22.6.2015
FR
Journal officiel de l'Union européenne
C 205/41
Recours introduit le 6 mai 2015 — Cofely Solelec e.a./Parlement
(Affaire T-224/15)
(2015/C 205/55)
Langue de procédure: le français
Parties
Parties requérantes: Cofely Solelec (Esch-sur-Alzette, Luxembourg), Mannelli & Associés SA (Bertrange, Luxembourg) et Cofely Fabricom (Bruxelles, Belgique) (représentant: S. Marx, avocat)

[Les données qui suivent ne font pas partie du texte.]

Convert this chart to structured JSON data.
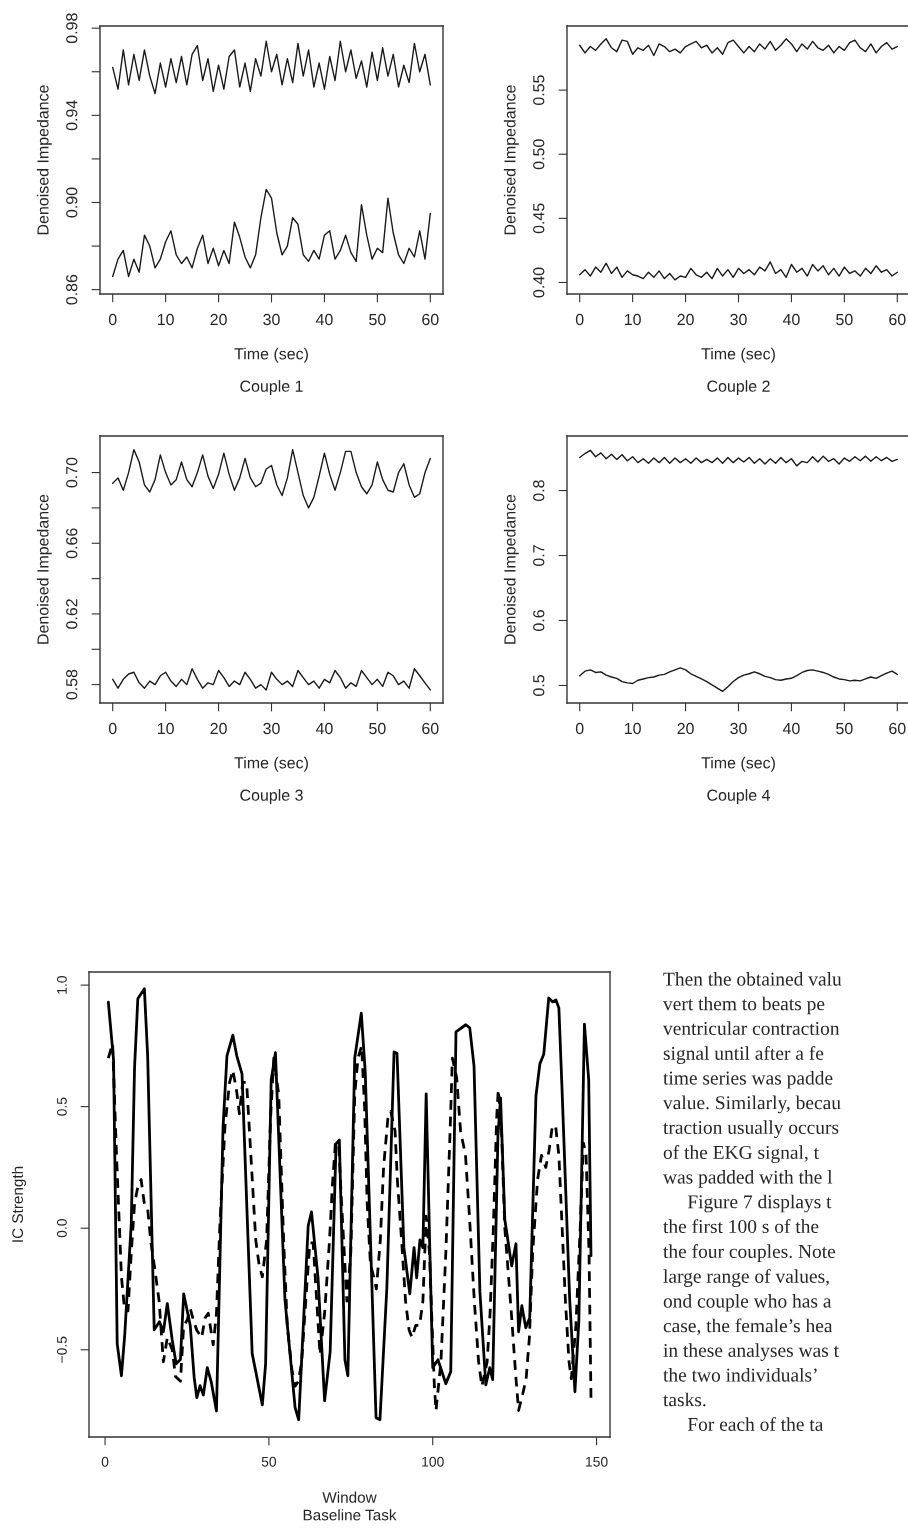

Partie défenderesse: Parlement européen
Conclusions
Les parties requérantes concluent à ce qu’il plaise au Tribunal:
—
annuler la décision no 103299 datée du 27 avril 2015 de la Direction Générale des Infrastructures et de la Logistique du Parlement Européen par laquelle l’offre de la partie requérante relative au lot 75 «électricité — courants forts» présentée en date du 29 septembre 2014 dans le cadre de l’appel d’offres référencé INLO-D-UPIL-T-14-AO4 concernant le projet d’extension et de remise à niveau du bâtiment Konrad Adenauer à Luxembourg a été rejetée et la décision ayant attribué le marché en cause à un autre soumissionnaire;
—
ordonner la production des documents suivants:
—
le rapport du comité d’évaluation dont la partie défenderesse a fait état dans son courrier no 101690 du 27 février 2015; et
—
les documents du dossier de passation de marchés dans lesquels les contacts qui ont eu lieu entre le Parlement et les soumissionnaires ont été consignés conformément à l’article 160, paragraphe 4, du règlement délégué (UE) no 1268/2012 de la Commission du 29 octobre 2012 relatif aux règles d’application du règlement (UE, Euratom) no 966/2012 du Parlement Européen et du Conseil du 25 octobre 2012 relatif aux règles financières applicables au budget général de l’Union et abrogeant le règlement (CE, Euratom) no 1605/2002 du Conseil;
—
condamner la partie défenderesse aux dépens.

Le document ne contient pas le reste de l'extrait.